49> spawn(sample, add, [2, 3]).
<0.159.0>
50> Pid = spawn(sample, add, [2, 3]).
<0.161.0>
51> processes().
[<0.0.0>,<0.1.0>,<0.4.0>,<0.30.0>,<0.31.0>,<0.33.0>,
 <0.34.0>,<0.35.0>,<0.36.0>,<0.38.0>,<0.39.0>,<0.40.0>,
 <0.41.0>,<0.42.0>,<0.43.0>,<0.44.0>,<0.45.0>,<0.46.0>,
 <0.47.0>,<0.48.0>,<0.49.0>,<0.50.0>,<0.51.0>,<0.52.0>,
 <0.53.0>,<0.146.0>]
  • Message Passing is the only way in which processes can communicate.
  • Sending is asynchronous and Receive is selective and suspend. Matched messages against pattern are removed and executed whereas Unmatched messages are left in the queue. There is a tool called Wombat which can monitor Erlang System queues and one can define a threshold.
  • When a process dies, its message queue and everything else associated with it also dies.
  • A process can have multiple receive...end blocks.
  • A module has many functions and each function can run in its own process. There is no way to tell by physical inspection, except by reading code and knowing which function runs in different process.
  • spawn can create processes on other nodes, not just within the local node.
  • You don’t have to use Pid, you can instead use Registered Name, an Alias for that Pid.
  • Return Success and Error value as a tuple. For success: {ok, Result}, for error: {error, Reason} and for timeout: {error, timeout}.
  • Don’t forget to remove messages from the queue after the timeout occurs.

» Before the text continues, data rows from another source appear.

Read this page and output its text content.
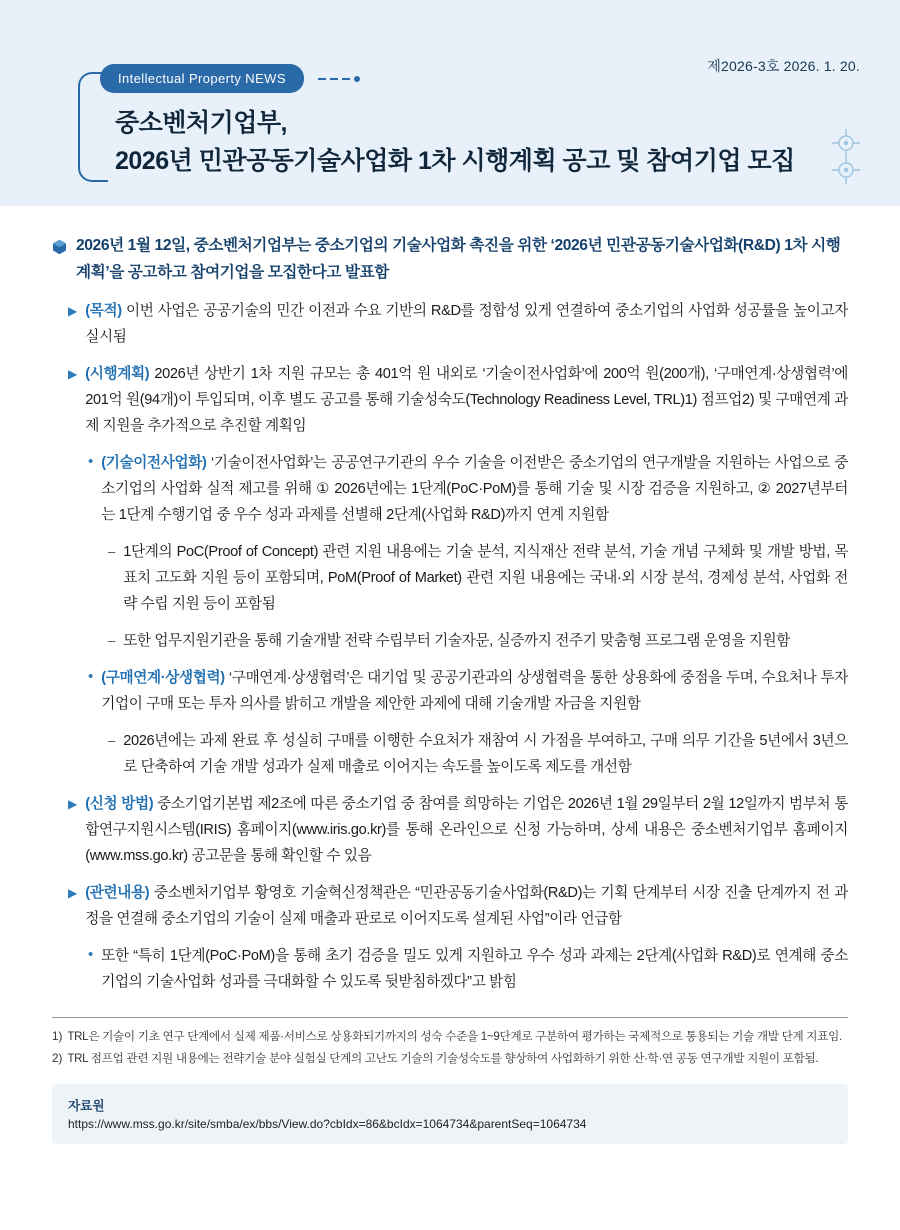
제2026-3호 2026. 1. 20.
Intellectual Property NEWS
중소벤처기업부,
2026년 민관공동기술사업화 1차 시행계획 공고 및 참여기업 모집
2026년 1월 12일, 중소벤처기업부는 중소기업의 기술사업화 촉진을 위한 ‘2026년 민관공동기술사업화(R&D) 1차 시행계획’을 공고하고 참여기업을 모집한다고 발표함
▶ (목적) 이번 사업은 공공기술의 민간 이전과 수요 기반의 R&D를 정합성 있게 연결하여 중소기업의 사업화 성공률을 높이고자 실시됨
▶ (시행계획) 2026년 상반기 1차 지원 규모는 총 401억 원 내외로 ‘기술이전사업화’에 200억 원(200개), ‘구매연계·상생협력’에 201억 원(94개)이 투입되며, 이후 별도 공고를 통해 기술성숙도(Technology Readiness Level, TRL)1) 점프업2) 및 구매연계 과제 지원을 추가적으로 추진할 계획임
• (기술이전사업화) ‘기술이전사업화’는 공공연구기관의 우수 기술을 이전받은 중소기업의 연구개발을 지원하는 사업으로 중소기업의 사업화 실적 제고를 위해 ① 2026년에는 1단계(PoC·PoM)를 통해 기술 및 시장 검증을 지원하고, ② 2027년부터는 1단계 수행기업 중 우수 성과 과제를 선별해 2단계(사업화 R&D)까지 연계 지원함
– 1단계의 PoC(Proof of Concept) 관련 지원 내용에는 기술 분석, 지식재산 전략 분석, 기술 개념 구체화 및 개발 방법, 목표치 고도화 지원 등이 포함되며, PoM(Proof of Market) 관련 지원 내용에는 국내·외 시장 분석, 경제성 분석, 사업화 전략 수립 지원 등이 포함됨
– 또한 업무지원기관을 통해 기술개발 전략 수립부터 기술자문, 실증까지 전주기 맞춤형 프로그램 운영을 지원함
• (구매연계·상생협력) ‘구매연계·상생협력’은 대기업 및 공공기관과의 상생협력을 통한 상용화에 중점을 두며, 수요처나 투자기업이 구매 또는 투자 의사를 밝히고 개발을 제안한 과제에 대해 기술개발 자금을 지원함
– 2026년에는 과제 완료 후 성실히 구매를 이행한 수요처가 재참여 시 가점을 부여하고, 구매 의무 기간을 5년에서 3년으로 단축하여 기술 개발 성과가 실제 매출로 이어지는 속도를 높이도록 제도를 개선함
▶ (신청 방법) 중소기업기본법 제2조에 따른 중소기업 중 참여를 희망하는 기업은 2026년 1월 29일부터 2월 12일까지 범부처 통합연구지원시스템(IRIS) 홈페이지(www.iris.go.kr)를 통해 온라인으로 신청 가능하며, 상세 내용은 중소벤처기업부 홈페이지(www.mss.go.kr) 공고문을 통해 확인할 수 있음
▶ (관련내용) 중소벤처기업부 황영호 기술혁신정책관은 “민관공동기술사업화(R&D)는 기획 단계부터 시장 진출 단계까지 전 과정을 연결해 중소기업의 기술이 실제 매출과 판로로 이어지도록 설계된 사업”이라 언급함
• 또한 “특히 1단계(PoC·PoM)을 통해 초기 검증을 밀도 있게 지원하고 우수 성과 과제는 2단계(사업화 R&D)로 연계해 중소기업의 기술사업화 성과를 극대화할 수 있도록 뒷받침하겠다”고 밝힘
1) TRL은 기술이 기초 연구 단계에서 실제 제품·서비스로 상용화되기까지의 성숙 수준을 1~9단계로 구분하여 평가하는 국제적으로 통용되는 기술 개발 단계 지표임.
2) TRL 점프업 관련 지원 내용에는 전략기술 분야 실험실 단계의 고난도 기술의 기술성숙도를 향상하여 사업화하기 위한 산·학·연 공동 연구개발 지원이 포함됨.
자료원
https://www.mss.go.kr/site/smba/ex/bbs/View.do?cbIdx=86&bcIdx=1064734&parentSeq=1064734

So, the general Process Skeleton is –

  1. Initialize, Loop, Terminate.
  2. Managing state: You carry state along. Produce new state after each operation and carry that along.

For Tracing, one can use observer:start(). to look at the Graphical Interface for Tracing and other details.

SUPERVISORS:

You can group related processes under a supervisor. Supervisor trees can be created and have a top-level supervisor. If you kill the supervisor, and it will kill all the children. If you kill the child then it will keep re-starting. gen_server is an implementation is a generic server implementation. It has callbacks that you plugin.

ERLANG ECOSYSTEM:

  • Test Tools – Eunit and CommonTest
  • Erlang Build Tool – Rebar3 – It can run Eunit tests.
  • Languages – Many languages available to code in: Elixir, LFE
  • Mnesia – Distributed Database

USING ERLANG:

  • Takes time to get in new features/things in the language.
  • Typically takes 1-3 releases to stabilize. Normally, 1 release per year.
  • Its backward compatible.

Looking at all of the above, I can say that elephants can cope up with Erlang and it will make them dance too ;).

What is Erlang good at and not good at?

Its strength are: Concurrency, Fault Tolerence, and Scaling. It can very nicely be used for soft real-time systems. However, it is not efficient at doing numerical calculations, sharing things etc… Use Erlang as a concurrent glue between parts of the same system. Because different parts of the system have different requirements. You can use a Java program to talk to database/numerical calculation and you can use Erlang System that can front-end the world and talk to Java behind the scenes.

Well, there is more to Erlang, you can start exploring on your own. This post was just meant to be an inspiration and a journal for me!